Esperimento di Michelson-Morley: fig. 3

Figura 3

 

La velocità risultante può essere ottenuta come se fosse il cateto di un triangolo rettangolo, in cui l’ipotenusa è data dal vettore velocità della luce, e l’altro cateto dal vettore velocità del vento d’etere.

Per cui si ha:

$ v_(ris) = sqrt(c^2 – v^2)$

Anche in questo caso, considerando lo spazio percorso da H a B e da B a H, pari a 2l, possiamo ricavare il tempo impiegato:

$ ∆t_2 = frac(2l)(v_(ris)) = frac(2lc)(sqrt(c^2 – v^2)) $

 

Conclusioni

Come possiamo notare, nonostante i tratti AH e BH siano uguali, i tempi di percorrenza della luce sono differenti. Questa differenza temporale da luogo a dei fenomeni di interferenza, che si generano quando i due fasci di luce vengono in contatto, e dipende da tale differenza e dai valori delle velocità.

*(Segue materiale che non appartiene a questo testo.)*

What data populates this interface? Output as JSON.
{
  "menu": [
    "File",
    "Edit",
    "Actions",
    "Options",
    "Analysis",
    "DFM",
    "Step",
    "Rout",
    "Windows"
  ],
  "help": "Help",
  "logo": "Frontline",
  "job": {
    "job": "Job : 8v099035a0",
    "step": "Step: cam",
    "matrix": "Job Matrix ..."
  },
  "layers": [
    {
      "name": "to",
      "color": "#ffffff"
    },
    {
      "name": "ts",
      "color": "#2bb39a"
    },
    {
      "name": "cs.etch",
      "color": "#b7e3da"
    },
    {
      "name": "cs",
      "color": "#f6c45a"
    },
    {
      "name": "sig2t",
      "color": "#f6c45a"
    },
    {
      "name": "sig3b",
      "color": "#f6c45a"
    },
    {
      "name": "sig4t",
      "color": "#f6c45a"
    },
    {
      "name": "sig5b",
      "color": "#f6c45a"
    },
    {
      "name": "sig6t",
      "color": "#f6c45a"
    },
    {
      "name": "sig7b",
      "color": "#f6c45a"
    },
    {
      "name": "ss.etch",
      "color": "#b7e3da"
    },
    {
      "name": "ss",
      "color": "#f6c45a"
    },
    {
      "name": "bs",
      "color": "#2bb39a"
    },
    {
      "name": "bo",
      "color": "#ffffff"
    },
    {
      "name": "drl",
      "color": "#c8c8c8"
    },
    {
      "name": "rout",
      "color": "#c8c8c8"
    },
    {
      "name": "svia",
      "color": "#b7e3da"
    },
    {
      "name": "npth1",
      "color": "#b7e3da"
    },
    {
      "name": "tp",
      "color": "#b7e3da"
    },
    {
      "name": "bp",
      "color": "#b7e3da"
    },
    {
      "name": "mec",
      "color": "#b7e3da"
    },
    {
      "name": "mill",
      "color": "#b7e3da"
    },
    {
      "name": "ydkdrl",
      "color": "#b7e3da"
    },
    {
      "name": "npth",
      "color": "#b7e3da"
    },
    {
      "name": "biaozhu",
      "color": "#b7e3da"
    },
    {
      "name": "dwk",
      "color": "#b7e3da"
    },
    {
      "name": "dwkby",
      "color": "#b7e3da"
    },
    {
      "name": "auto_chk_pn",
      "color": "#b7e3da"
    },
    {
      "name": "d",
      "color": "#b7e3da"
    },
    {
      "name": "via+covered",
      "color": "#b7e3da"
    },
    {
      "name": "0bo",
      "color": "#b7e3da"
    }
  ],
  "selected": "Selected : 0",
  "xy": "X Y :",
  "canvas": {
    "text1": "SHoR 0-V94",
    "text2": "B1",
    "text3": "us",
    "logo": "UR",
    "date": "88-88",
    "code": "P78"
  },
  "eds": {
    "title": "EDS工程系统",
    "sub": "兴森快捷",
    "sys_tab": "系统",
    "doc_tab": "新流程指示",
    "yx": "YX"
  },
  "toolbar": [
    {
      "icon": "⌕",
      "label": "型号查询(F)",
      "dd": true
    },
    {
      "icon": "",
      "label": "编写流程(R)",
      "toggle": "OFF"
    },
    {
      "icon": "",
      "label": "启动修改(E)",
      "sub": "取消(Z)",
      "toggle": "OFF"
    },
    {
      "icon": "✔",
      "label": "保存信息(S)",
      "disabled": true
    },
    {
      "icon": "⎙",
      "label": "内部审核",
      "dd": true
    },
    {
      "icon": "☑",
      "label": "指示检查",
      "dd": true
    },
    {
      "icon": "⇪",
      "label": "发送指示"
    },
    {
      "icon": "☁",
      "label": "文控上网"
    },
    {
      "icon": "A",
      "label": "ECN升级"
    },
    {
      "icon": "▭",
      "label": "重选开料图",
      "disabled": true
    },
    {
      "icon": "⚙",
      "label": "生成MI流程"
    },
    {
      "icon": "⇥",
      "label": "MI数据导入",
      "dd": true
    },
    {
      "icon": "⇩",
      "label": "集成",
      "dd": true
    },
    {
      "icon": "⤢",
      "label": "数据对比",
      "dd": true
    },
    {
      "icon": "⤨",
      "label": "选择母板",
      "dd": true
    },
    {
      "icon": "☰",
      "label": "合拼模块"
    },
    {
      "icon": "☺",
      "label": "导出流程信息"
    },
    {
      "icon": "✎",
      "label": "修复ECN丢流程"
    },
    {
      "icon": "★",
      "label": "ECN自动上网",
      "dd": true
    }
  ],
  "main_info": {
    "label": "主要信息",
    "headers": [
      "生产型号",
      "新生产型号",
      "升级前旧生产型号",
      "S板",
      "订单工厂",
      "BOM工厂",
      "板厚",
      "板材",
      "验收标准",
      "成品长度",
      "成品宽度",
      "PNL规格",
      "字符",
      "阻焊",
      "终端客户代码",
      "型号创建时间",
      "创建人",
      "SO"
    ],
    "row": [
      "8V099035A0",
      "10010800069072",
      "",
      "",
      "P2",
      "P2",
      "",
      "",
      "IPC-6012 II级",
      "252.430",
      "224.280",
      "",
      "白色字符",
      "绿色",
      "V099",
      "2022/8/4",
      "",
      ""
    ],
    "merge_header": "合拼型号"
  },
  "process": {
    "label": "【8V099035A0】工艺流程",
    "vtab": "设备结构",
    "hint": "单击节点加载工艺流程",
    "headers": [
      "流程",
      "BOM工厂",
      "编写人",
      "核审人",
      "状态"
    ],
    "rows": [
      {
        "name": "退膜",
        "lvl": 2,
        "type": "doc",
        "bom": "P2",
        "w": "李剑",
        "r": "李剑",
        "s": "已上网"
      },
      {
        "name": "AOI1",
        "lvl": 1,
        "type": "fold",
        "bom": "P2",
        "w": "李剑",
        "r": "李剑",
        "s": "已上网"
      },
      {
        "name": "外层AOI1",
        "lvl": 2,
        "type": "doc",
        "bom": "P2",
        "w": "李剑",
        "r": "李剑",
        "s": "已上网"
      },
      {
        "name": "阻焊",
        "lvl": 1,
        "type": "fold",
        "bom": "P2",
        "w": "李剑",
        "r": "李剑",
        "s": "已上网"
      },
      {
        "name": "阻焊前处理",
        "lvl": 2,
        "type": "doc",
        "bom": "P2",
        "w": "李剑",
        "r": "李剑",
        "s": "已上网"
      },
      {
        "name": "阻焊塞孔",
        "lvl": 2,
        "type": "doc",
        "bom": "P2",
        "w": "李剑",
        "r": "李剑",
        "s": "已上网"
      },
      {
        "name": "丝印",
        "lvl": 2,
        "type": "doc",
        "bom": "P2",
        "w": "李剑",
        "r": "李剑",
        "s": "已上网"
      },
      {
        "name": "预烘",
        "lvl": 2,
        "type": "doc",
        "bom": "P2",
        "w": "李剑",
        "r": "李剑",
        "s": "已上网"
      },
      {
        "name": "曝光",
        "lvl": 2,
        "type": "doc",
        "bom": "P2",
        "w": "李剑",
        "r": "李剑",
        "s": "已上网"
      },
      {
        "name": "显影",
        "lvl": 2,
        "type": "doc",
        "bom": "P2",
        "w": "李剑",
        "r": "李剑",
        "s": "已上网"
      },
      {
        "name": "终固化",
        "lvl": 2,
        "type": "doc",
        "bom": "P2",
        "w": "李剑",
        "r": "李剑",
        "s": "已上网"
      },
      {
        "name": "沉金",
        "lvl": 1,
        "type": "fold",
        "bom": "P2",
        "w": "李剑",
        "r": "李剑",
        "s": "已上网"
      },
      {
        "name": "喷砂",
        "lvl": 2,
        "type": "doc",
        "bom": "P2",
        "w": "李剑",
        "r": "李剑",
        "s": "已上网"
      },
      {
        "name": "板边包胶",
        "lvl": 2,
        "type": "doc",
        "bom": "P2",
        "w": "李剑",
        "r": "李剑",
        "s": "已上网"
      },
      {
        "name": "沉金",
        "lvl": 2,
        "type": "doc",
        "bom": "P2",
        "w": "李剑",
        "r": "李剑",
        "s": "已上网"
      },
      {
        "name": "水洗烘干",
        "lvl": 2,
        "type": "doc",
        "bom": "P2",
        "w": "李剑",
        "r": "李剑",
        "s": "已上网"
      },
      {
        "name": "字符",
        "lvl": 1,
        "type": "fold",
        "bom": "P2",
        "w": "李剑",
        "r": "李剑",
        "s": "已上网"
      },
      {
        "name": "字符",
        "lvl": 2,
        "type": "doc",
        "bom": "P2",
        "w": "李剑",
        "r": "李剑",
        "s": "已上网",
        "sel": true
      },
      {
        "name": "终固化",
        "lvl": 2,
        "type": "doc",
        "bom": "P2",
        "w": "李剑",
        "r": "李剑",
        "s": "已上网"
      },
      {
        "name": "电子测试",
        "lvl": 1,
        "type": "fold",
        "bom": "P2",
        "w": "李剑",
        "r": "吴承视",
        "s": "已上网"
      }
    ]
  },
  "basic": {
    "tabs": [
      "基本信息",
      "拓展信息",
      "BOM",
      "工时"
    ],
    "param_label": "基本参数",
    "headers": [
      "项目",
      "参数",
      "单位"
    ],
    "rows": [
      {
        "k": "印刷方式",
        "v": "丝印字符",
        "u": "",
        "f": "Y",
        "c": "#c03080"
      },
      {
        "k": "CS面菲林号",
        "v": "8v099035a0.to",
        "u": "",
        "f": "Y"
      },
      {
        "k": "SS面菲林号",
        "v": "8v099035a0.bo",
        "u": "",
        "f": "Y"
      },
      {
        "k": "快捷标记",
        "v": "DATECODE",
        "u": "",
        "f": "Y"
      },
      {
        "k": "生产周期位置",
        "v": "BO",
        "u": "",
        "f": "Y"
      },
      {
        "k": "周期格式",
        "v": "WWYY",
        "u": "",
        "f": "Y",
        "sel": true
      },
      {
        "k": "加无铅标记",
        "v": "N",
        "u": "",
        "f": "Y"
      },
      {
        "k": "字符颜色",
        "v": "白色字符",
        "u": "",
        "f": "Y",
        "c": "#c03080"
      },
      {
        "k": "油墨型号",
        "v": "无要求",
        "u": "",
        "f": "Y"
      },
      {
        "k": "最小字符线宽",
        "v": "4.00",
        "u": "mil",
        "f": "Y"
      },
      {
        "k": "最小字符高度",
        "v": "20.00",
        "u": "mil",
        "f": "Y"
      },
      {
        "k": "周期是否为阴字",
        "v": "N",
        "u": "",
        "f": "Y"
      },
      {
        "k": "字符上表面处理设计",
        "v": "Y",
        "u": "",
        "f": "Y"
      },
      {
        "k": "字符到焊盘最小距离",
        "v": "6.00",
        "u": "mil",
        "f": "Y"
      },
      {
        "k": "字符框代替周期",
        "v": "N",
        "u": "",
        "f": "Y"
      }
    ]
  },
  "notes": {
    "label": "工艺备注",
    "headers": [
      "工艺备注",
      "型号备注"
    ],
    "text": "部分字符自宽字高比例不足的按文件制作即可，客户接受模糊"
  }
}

I due tempi sarebbero uguali solo nel caso in cui la Terra fosse ferma, e quindi fosse assente anche il vento d’etere.

L’esperimento fu riproposto ipotizzando che l’apparato sperimentale si trovasse immerso nel mercurio, in modo che nel tratto BH la velocità della luce fosse parallela al vento d’etere, e nel tratto AH vi fosse perpendicolare.
In questo caso, si ricavò che nel tratto HB-BH il tempo di percorrenza era pari a  $∆t1$,  e nel tratto HA-AH pari a  $∆t_2$.

Poiché è presente una differenza temporale, è naturale aspettarsi che, quando i fasci di luce si combinano, danno luogo ad una figura di interferenza diversa da quella dell’esperimento precedente (in questo caso, infatti, la differenza temporale è -( $∆t_1$  –  $∆t_2$)) ; tuttavia, in questo caso non si registrò alcuna variazione nella figura di interferenza rispetto all’esperimento precedente.

Si concluse, quindi, che la teoria del vento d’etere non poteva essere valida per spiegare il moto della luce.